When a wire is stretched, some work is done against the internal restoring forces acting between particles of the wire. This work done appears as elastic potential energy in the wire.

Consider a wire of length l and area of cross section a. Let F be the stretching forces applied on the wire and Δl be the increase in length of the wire.

Initially, the internal restoring force was zero but when length is increased by Δl ,

the internal force for an increase in length Δl of the wire

$ \displaystyle = \frac{(0 + F)}{2} = \frac{F}{2} $

Hence, work done on the wire, w = average force × increase in length

$ \displaystyle \frac{F}{2} \times \Delta l $

This is stored as elastic potential energy U in the wire.

$ \displaystyle U = \frac{1}{2}\times F \times \Delta l$

$ \displaystyle U=\frac{1}{2} \times \frac{F}{a}\times \frac{\Delta l}{l} \times a l$

$ \displaystyle U = \frac{1}{2}Stress \times Strain \times Volume \, of \, wire $

∴ elastic potential energy per unit volume of the wire

$ \displaystyle \frac{U}{V}= u = \frac{1}{2}Stress \times Strain $

$ \displaystyle u = \frac{1}{2}(Young’s \, modulus \times Strain) \times Strain $

( Young’s modulus = stress / strain)

$ \displaystyle u = \frac{1}{2}(Young’s \, modulus) \times( Strain)^2 $

Illustration : A steel wire of 4.0 m in length is stretched through 2.0 mm. The cross-sectional area of the wire is 2.0 mm2. If Young’s modulus of steel is 2.0 × 10^{11} N/m^{2} find (I) the energy density of wire (ii) the elastic potential energy stored in the wire.

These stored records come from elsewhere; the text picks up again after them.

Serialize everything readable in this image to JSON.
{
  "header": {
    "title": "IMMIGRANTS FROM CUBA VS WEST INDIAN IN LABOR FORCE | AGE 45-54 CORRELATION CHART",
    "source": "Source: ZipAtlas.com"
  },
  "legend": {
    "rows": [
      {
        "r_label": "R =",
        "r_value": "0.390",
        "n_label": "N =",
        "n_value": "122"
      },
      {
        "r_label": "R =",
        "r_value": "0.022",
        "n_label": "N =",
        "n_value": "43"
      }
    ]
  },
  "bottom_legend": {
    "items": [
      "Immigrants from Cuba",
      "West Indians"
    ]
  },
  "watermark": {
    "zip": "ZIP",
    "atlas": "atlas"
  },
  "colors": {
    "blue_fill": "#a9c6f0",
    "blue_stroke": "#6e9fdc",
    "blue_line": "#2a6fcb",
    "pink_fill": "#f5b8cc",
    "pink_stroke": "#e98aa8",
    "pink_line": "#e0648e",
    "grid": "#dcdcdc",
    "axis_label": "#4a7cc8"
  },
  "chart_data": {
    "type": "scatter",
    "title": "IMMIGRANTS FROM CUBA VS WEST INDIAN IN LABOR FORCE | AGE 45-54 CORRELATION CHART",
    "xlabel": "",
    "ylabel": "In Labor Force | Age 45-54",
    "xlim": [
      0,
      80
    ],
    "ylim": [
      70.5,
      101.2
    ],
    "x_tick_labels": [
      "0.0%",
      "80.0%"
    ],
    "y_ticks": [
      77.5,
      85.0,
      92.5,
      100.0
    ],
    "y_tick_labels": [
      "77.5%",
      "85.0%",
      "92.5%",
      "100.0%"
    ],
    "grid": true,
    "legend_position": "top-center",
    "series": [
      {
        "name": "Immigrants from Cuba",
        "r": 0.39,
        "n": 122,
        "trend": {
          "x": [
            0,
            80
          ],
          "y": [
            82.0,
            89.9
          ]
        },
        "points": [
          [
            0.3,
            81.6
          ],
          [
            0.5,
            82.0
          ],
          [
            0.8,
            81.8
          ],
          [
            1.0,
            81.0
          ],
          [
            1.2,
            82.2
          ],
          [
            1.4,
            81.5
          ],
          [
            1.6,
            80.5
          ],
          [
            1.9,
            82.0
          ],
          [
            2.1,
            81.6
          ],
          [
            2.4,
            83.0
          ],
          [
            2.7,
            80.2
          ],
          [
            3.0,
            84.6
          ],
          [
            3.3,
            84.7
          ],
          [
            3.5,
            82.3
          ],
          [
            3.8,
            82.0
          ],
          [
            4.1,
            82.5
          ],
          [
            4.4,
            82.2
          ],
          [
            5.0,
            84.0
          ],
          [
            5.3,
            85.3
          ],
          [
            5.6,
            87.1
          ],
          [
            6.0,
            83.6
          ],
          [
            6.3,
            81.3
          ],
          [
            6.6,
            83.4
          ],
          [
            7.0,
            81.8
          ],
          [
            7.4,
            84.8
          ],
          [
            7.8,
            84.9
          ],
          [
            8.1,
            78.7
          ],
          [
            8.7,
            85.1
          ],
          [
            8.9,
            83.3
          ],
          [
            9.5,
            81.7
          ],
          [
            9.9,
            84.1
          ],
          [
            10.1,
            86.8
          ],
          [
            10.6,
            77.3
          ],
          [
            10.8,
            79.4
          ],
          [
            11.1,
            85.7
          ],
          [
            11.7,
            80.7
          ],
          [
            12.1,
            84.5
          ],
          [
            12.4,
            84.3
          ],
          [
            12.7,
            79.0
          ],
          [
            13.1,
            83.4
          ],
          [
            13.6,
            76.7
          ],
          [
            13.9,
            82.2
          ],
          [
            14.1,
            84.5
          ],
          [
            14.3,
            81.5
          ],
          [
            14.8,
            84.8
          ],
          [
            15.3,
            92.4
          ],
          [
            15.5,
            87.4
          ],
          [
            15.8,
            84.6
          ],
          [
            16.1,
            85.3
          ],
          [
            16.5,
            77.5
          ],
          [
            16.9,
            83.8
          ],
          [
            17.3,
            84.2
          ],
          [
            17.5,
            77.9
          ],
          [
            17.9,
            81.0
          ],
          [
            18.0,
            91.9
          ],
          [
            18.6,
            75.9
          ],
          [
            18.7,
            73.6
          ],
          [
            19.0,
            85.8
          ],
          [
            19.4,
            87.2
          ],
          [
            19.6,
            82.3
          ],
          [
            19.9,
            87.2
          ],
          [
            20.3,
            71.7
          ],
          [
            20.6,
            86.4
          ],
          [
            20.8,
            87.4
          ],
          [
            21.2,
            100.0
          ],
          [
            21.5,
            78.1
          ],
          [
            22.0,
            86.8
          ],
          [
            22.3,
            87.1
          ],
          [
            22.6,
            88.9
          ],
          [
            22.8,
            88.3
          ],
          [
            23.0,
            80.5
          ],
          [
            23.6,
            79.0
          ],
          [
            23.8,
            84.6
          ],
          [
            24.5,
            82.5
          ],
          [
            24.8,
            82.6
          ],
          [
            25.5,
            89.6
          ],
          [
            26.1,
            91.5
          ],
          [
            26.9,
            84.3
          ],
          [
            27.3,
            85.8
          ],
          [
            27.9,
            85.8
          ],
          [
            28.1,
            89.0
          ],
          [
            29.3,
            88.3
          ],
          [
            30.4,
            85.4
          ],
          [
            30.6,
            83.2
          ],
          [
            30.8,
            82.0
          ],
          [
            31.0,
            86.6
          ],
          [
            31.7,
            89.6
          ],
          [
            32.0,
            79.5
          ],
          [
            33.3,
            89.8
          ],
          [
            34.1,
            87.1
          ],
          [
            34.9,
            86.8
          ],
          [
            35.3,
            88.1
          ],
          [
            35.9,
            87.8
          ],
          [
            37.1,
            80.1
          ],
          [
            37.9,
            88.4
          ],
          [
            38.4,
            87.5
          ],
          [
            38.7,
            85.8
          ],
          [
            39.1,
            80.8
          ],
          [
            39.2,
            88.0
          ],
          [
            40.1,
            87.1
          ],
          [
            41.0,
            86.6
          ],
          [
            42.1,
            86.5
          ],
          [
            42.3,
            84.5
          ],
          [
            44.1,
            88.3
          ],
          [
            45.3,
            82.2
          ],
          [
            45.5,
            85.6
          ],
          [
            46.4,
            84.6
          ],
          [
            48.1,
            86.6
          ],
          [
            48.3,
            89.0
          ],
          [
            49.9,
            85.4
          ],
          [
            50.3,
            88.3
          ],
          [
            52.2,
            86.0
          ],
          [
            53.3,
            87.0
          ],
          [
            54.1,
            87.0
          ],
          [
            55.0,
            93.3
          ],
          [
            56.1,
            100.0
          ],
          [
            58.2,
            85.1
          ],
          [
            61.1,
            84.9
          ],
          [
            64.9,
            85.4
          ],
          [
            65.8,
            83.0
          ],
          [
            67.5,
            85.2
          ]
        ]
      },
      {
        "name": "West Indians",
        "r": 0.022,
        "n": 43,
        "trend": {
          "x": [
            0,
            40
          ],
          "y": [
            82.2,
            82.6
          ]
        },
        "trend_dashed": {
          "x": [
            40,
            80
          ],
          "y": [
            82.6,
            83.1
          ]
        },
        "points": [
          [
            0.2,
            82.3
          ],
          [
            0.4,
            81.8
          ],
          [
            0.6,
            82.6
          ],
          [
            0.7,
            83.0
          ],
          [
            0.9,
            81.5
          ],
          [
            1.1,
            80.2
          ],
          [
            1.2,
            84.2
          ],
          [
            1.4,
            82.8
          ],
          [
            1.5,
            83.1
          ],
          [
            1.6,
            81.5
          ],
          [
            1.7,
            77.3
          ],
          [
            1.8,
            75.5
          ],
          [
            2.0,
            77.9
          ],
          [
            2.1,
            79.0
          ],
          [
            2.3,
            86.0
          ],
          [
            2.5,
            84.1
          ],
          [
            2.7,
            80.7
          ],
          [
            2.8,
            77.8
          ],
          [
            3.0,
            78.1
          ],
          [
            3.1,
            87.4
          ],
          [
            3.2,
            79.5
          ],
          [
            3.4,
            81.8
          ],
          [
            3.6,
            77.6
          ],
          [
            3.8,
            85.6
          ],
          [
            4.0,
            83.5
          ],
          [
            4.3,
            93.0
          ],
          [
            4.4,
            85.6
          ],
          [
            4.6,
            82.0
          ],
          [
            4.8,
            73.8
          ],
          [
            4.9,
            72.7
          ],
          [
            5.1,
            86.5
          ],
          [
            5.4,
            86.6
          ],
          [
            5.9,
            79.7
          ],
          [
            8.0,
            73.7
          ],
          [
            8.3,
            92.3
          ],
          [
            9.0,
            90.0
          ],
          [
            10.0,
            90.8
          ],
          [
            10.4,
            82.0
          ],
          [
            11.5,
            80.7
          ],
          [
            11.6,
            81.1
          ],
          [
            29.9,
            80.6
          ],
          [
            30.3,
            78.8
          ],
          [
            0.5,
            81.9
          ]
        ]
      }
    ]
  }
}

Solution: Here, l = 4.0 m ; Δl = 2 × 10^{-3} m ; a = 2.0 × 10^{-6} m^{2}

Y = 2.0 × 10^{11} N/m^{2}

(i) The energy density of stretched wire

u = (1/2)× stress × strain = (1/2) × Y × (strain)^{2}

= (1/2) × 2.0 × 10^{11} × (2 × 10^{-3}) / 4)^{2}

= 0.25 × 10^{5} = 2.5 × 10^{4} J/m^{3}.

(ii) Elastic potential energy = energy density × volume

= 2.5 × 10^{4} × (2.0 × 10^{-6} ) × 4.0 J = 20 × 10^{-2} = 0.20 J.